|Thursday, February 18|
|PS1 Poster Session 1 & Opening Mixer sponsored by SAS||
Thu, Feb 18, 5:30 PM - 7:00 PM
Missing Data Strategies for Multilevel Models (303271)*Stefany Coxe, Florida International University
Tyler Stout, Florida International University
Keywords: multilevel, missing data, monte carlo simulation
The current poster proposes to examine common methods of missing data handling strategies in multilevel (i.e., clustered) data sets (Raudenbush & Bryk, 2002).

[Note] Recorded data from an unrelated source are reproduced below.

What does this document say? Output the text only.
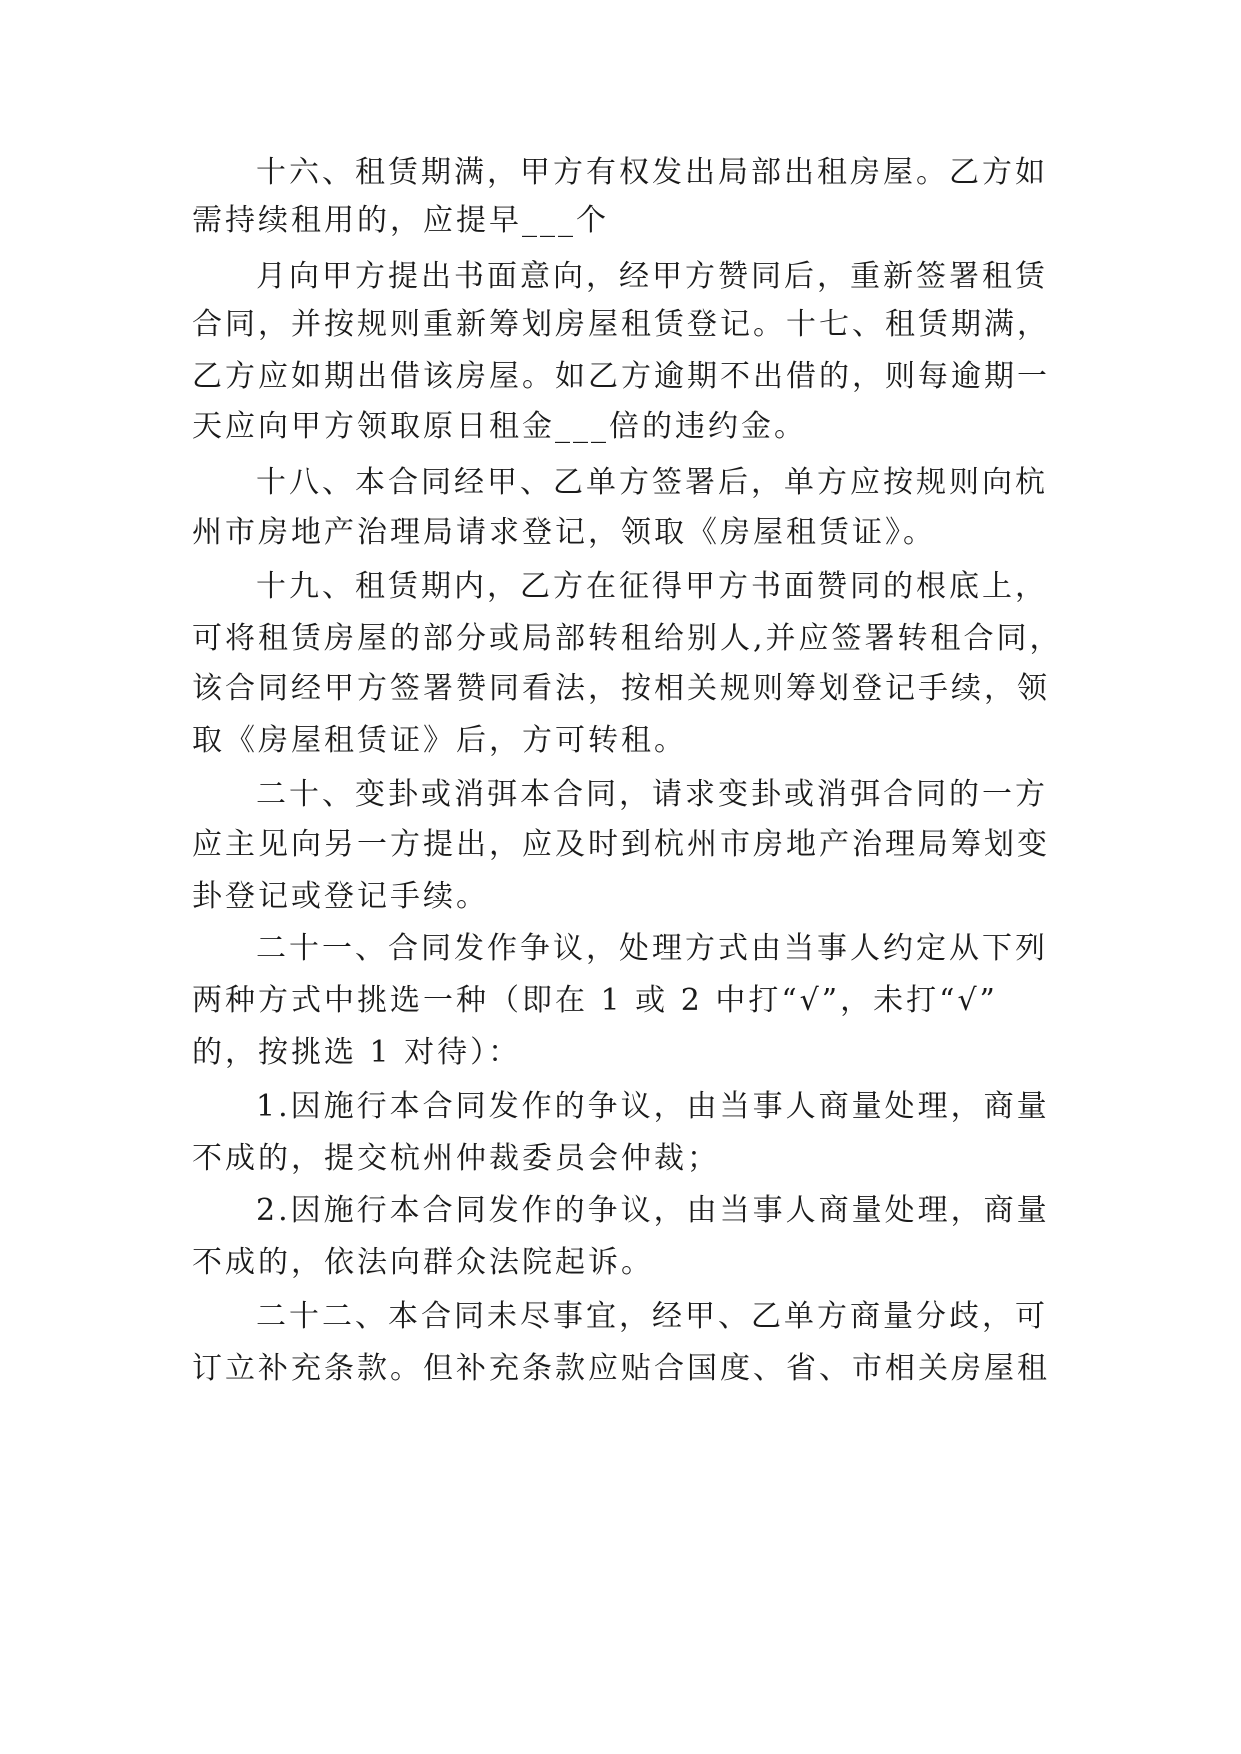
十六、租赁期满，甲方有权发出局部出租房屋。乙方如
需持续租用的，应提早___个
月向甲方提出书面意向，经甲方赞同后，重新签署租赁
合同，并按规则重新筹划房屋租赁登记。十七、租赁期满，
乙方应如期出借该房屋。如乙方逾期不出借的，则每逾期一
天应向甲方领取原日租金___倍的违约金。
十八、本合同经甲、乙单方签署后，单方应按规则向杭
州市房地产治理局请求登记，领取《房屋租赁证》。
十九、租赁期内，乙方在征得甲方书面赞同的根底上，
可将租赁房屋的部分或局部转租给别人,并应签署转租合同，
该合同经甲方签署赞同看法，按相关规则筹划登记手续，领
取《房屋租赁证》后，方可转租。
二十、变卦或消弭本合同，请求变卦或消弭合同的一方
应主见向另一方提出，应及时到杭州市房地产治理局筹划变
卦登记或登记手续。
二十一、合同发作争议，处理方式由当事人约定从下列
两种方式中挑选一种（即在 1 或 2 中打“√”，未打“√”
的，按挑选 1 对待）：
1.因施行本合同发作的争议，由当事人商量处理，商量
不成的，提交杭州仲裁委员会仲裁；
2.因施行本合同发作的争议，由当事人商量处理，商量
不成的，依法向群众法院起诉。
二十二、本合同未尽事宜，经甲、乙单方商量分歧，可
订立补充条款。但补充条款应贴合国度、省、市相关房屋租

It will compare traditional strategies of missing data handling (i.e., listwise/pairwise deletion) against newer imputation (expectation maximization and multiple imputation) and maximum-likelihood based (full-information maximum-likelihood) methods (Enders, 2010). A small-scale Monte Carlo simulation will be conducted in SAS 9.4 using data sets with 30 clusters with 10 observations per cluster. The data set will feature a single individual-level outcome variable regressed on a single cluster-level predictor variable, a single individual-level group-mean-centered predictor variable, and their cross-level interaction. Both predictor variables will have a medium effect-size (R2 = .06) and there will be a moderate amount of clustering (ICC = .30). Missingness on the individual-level predictor will be varied (1%, 5%, 15%, 25% missing values) in a missing at random (MAR; Rubin, 1976) pattern. Methods will be evaluated in light of their impact on parameter estimates and standard-error-based (i.e., Type I/II error) outcomes.